While the Tory Government is hammering local government funding, leading to cuts in front line services, the collection of business rates is being expected to make up at least some of the shortfall.
The Government is doing this by allowing councils to retain a greater proportion of business rates and Salford is one of the pilots in a 100% retention scheme. However, alongside this, the city is also losing millions of pounds by companies challenging Valuation Office Agency (VOA) figures upon which business rates are set...
Since 2010, there have been a cumulative total of over 11,000 appeals against valuations in Salford, with a new Council report stating that "The current value of appeals outstanding is c.£200million" (£210.7million according to a previous report).
The Council has had to set aside £11.13million this financial year (up until the end of January) to cover losses from outstanding business rates appeals, while the actual cost of fighting appeals is estimated to hit £5million this year.
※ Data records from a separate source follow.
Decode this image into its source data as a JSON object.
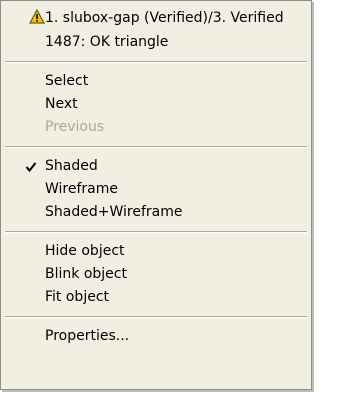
{
  "menu": {
    "header": {
      "title": "1. slubox-gap (Verified)/3. Verified",
      "subtitle": "1487: OK triangle",
      "icon": "warning-triangle-icon"
    },
    "nav": {
      "select": "Select",
      "next": "Next",
      "previous": "Previous"
    },
    "display": {
      "shaded": "Shaded",
      "wireframe": "Wireframe",
      "shaded_wireframe": "Shaded+Wireframe",
      "checked": "Shaded"
    },
    "object": {
      "hide": "Hide object",
      "blink": "Blink object",
      "fit": "Fit object"
    },
    "properties": "Properties..."
  },
  "colors": {
    "menu_bg": "#f1efe2",
    "disabled_text": "#aca899",
    "warning_fill": "#f5c400"
  }
}
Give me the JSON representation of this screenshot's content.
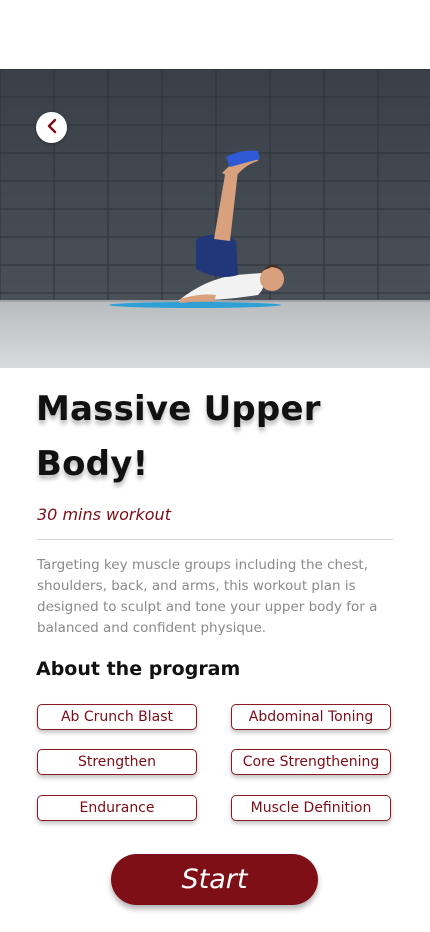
{
  "hero": {
    "image_name": "man-doing-leg-raise-workout",
    "back_icon": "chevron-left-icon"
  },
  "workout": {
    "title": "Massive Upper Body!",
    "duration": "30 mins workout",
    "description": "Targeting key muscle groups including the chest, shoulders, back, and arms, this workout plan is designed to sculpt and tone your upper body for a balanced and confident physique."
  },
  "program": {
    "heading": "About the program",
    "tags": [
      "Ab Crunch Blast",
      "Abdominal Toning",
      "Strengthen",
      "Core Strengthening",
      "Endurance",
      "Muscle Definition"
    ]
  },
  "actions": {
    "start_label": "Start"
  },
  "colors": {
    "accent": "#7f0f17",
    "accent_text": "#7a0d17",
    "description_text": "#8a8a8a"
  }
}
A Salford Council report in January on the state of business rates emphasised the "adverse impacts of the continued use of business rates avoidance tactics", while a new report being discussed this week cites...
"The volatility in the level and subsequent cost of appeals; the use of aggressive business rate avoidance tactics; legal challenges relating to charitable relief; and changes in the business rate relief schemes announced by the government which will impact on the council's business rate yield..."
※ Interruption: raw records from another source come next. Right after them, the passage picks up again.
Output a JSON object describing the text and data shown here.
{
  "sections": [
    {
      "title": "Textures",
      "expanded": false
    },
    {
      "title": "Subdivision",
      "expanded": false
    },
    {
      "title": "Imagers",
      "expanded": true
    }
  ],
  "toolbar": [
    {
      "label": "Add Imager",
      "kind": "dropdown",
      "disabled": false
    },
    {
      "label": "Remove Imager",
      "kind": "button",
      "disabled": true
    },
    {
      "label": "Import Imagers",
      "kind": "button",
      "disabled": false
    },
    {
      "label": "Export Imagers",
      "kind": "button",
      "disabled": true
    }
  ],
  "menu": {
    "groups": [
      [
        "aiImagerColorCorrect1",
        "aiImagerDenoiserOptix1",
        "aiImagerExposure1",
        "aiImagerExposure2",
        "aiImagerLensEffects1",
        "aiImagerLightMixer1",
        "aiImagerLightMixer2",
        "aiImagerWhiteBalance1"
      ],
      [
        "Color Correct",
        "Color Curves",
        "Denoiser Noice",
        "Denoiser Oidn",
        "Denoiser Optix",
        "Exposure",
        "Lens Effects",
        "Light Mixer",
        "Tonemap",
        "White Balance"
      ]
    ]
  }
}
The report also mentions "the ease by which speculative appeals can be made", and adds that, while the Government brought in a new procedure in April last year aimed at streamlining the appeals process, it is only in operation for new appeals from that date.
The Council report concludes that all these issues "could potentially increase the pressure on business rate resources and make it more difficult to deliver a balanced budget".
As Salford continues to grow, with new businesses springing up seemingly everywhere, the Council is mired in 'aggressive business rate avoidance tactics'. Indeed there's now almost an industry springing up to help businesses indulge in it...
Meanwhile, the Council forecast that £87.374million would be brought in from business rates this year. In the event, only £84.68 is expected to materialise – a deficit of £2.68million.
The reasons are varied, from adjustments that have seen the rateable value of the city reduced by 1.5%, to more small businesses being eligible for business rate relief, to 'losses in collection'. The deficit means that "reduced distributions will be
made to the council's general fund and GMCA (fire) in 2018/19" the Council report concludes.
With the Tory Government pushing councils to rely more and more financially on business rates, it's apparent that the eggs in this particular basket are getting well scrambled.